According to family members, she was one of Baltimore’s first African-American crossing guards and was honored by students and faculty of School #162 for outstanding and conscientious service.
In 1971 she was named Baltimore’s most popular crossing guard in a competition spurred by the AFRO. Her tally was an unbelievable 1.3 million votes helping her easily surpass the other 142 contestants.
She was born Edith Henrietta Jackson on April 1, 1922 in Blackstone, Va. to Gertrude Yates Jackson and Purcell Jackson. She died Aug. 20.
One of four daughters and two sons, Edith (at age 6) moved with her family to Baltimore, and ultimately graduated from Frederick Douglass High School. Edith received her early Christian nurturing in Leadenhall Baptist Church and in 1940. She married the love of her life, Earl Cooper.
She was familiarly known as “Edie” and was affectionately called “Bootsie” by family and close friends.
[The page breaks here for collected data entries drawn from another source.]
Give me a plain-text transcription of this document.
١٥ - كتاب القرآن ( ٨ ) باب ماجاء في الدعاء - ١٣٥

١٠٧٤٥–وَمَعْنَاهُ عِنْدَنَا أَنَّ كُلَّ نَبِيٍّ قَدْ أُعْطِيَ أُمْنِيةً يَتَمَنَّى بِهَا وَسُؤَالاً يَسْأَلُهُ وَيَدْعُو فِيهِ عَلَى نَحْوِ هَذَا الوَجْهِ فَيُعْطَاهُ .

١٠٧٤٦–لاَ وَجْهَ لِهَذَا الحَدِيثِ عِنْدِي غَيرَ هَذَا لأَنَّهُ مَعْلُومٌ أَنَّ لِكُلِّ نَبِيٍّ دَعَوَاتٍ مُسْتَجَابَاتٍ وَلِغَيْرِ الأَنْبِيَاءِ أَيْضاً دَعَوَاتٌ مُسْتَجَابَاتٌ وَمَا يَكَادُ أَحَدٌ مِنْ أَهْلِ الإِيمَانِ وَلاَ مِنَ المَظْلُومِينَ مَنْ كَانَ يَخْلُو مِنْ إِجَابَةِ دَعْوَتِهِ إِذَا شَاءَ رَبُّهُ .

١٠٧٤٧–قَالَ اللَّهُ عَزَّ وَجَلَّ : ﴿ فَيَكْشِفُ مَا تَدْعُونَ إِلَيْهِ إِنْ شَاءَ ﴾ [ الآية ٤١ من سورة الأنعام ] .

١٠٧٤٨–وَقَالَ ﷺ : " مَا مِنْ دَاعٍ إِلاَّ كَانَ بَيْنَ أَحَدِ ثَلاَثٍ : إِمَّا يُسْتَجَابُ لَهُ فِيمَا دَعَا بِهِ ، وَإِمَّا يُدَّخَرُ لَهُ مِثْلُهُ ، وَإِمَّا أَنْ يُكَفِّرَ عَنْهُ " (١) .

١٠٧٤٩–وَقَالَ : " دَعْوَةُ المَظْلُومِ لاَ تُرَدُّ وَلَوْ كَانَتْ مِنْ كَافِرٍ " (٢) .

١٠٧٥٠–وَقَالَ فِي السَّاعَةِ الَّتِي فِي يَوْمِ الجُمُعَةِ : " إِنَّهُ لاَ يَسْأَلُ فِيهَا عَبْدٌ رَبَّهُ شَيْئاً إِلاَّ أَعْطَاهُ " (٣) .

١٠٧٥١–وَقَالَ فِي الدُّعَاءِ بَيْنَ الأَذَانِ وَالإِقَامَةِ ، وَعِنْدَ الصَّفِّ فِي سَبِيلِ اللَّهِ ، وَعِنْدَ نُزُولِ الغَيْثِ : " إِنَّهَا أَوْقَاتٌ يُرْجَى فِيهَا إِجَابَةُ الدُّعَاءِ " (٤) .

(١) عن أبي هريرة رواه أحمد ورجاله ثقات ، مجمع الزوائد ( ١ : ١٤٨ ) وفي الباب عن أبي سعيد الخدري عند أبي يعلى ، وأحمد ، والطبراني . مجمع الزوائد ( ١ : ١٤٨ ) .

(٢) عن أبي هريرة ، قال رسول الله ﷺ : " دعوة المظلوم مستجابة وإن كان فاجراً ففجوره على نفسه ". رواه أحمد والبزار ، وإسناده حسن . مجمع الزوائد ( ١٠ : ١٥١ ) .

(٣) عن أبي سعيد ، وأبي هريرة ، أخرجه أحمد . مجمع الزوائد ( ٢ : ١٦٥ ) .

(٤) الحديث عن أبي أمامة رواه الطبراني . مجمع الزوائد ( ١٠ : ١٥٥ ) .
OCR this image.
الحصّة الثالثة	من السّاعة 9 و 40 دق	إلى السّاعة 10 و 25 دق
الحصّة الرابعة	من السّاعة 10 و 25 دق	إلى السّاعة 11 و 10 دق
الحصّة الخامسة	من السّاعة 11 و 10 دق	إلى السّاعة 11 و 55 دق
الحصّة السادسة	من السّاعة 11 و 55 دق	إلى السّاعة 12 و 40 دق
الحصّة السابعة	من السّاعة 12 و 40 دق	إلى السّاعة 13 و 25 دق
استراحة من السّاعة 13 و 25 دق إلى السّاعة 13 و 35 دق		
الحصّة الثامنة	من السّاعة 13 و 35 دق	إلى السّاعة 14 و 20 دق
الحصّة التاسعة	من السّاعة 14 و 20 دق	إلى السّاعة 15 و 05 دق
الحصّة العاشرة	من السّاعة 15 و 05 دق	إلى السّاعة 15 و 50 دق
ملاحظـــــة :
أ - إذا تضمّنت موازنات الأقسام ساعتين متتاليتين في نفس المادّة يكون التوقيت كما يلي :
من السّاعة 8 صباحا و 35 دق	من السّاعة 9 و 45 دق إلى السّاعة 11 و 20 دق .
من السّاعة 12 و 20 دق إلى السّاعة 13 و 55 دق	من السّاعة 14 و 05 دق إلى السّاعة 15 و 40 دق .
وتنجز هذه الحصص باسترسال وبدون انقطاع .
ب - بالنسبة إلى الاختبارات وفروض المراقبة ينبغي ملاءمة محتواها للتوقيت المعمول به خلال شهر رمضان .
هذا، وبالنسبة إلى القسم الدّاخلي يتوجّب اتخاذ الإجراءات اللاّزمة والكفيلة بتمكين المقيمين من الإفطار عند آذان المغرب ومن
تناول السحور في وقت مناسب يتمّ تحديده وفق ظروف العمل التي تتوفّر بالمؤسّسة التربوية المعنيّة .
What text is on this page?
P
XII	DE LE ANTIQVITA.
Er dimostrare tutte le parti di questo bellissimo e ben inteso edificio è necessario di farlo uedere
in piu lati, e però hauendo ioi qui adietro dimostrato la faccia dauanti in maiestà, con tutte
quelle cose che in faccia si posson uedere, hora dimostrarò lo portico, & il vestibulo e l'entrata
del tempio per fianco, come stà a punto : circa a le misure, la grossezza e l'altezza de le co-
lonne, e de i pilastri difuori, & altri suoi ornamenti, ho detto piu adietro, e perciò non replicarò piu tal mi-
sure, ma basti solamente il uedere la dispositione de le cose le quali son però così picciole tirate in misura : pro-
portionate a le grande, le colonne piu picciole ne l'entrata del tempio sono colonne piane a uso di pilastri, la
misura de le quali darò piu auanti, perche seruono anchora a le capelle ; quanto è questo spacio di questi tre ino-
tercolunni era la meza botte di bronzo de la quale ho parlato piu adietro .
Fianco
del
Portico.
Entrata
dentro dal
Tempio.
With Earl, Edith was blessed with three daughters — Barbara, Earlene and Gloria. She and Earl were known for their collaborative humor, often entertaining friends and family with endless laughter at parties, gatherings and on their bus excursions. Earl’s passing after 35 years of marriage in 1975 left Edie honoring his memory the rest of her life, remaining his widow for nearly 40 years.
As an adult, she became a member of Shiloh Christian Community Church while it was in its formative years under its founder Rev. George W. Baynard. She remained dedicated until her health no longer permitted her to attend. Upon the arrival of her first grandchild Ashley (1984) Edie garnered another term of endearment, “Grand mere” the French nomenclature for grandmother.
She loved entertaining, cooking, hosting and sharing her home and well manicured garden. In 1990, WJZ’TV’s weather forecaster Bob Turk broadcasted live from her garden.
Edie’s delicious food and generous beverages made it one of Bob Turk’s best days at work, and made it equally hard for him to leave.
Edith H. Cooper will live forever in the memory her daughters Barbara Cooper Lee (John,) Earlene Cooper and Gloria Cooper Robertson (John); grandchildren Ashley and Dominique Robertson; two great-grandchildren Amari and Amir Robertson; sister-in-law Joanna Askins; godchildren Michelle “Dooxie,” Margaret Fields and Robin Baskerville; several cousins and a host of other family and friends.
Services for Mrs. Cooper will be held 10 a.m. beginning with the family hour with the funeral following at 10:30 a.m., Aug. 30 at The Open Church of Maryland, 5010 Briarclift Road (corner of Baltimore Nat’l Pike – Rt 40, Baltimore, where the Rev. Dr. Brad R. Braxton is senior pastor.